Now it's the tail end of June and the rice fields are greening up. This year we planted almost exactly 3 acres of four Japanese varieties, Hokkai, Akitakomachi, Oborozuki and Nanatsuboshi. All are doing well.
about 250 ducks have already been released into the rice paddies and the remaining 150 will go out tomorrow or Friday. This development in the season is a turning point--the point when hopefully the animals start, collectively, doing more work than the humans.
Duck and rice farming has a lot of technique wrapped up in it. The plants, the ducks, and the field conditions, and the timing all have to be just right for the method to work. We depend on the ducks to keep our fields weed-free and for fertility. A few years I tried to rely on hand weeding and I can't go there again. Pulling up weeds one square foot at a time while standing in deep mud is not a great pastime. It's all right for a very small scale project but for one like ours, which aims to produce tons rather than pounds of rice, hand weeding is no option for my 44-year old body. Chemicals are no kind of option either. But duck rice farming is an effective answer to the problem--if you can pull it off!

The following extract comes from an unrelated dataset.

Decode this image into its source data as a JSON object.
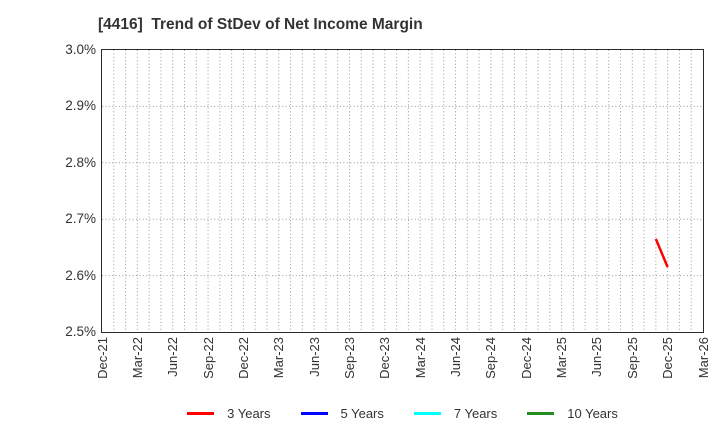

Last year we only planted about one acre but we actually managed to get the timing and the above variables right, or close enough to right. Timely introduction of the ducklings into the crop seems to be key. We noticed differences in weed pressure, and, after that, in yield and quality, between plots where we got the ducks in within 10 days and plots where we did not. This year the majority of the plots we are farming got their ducklings swiftly. That remaining group of ducklings I mentioned earlier that is still cooling their heels in the barn (do ducks have heels?) is going to be a little late but I think close enough. It's all a big experiment.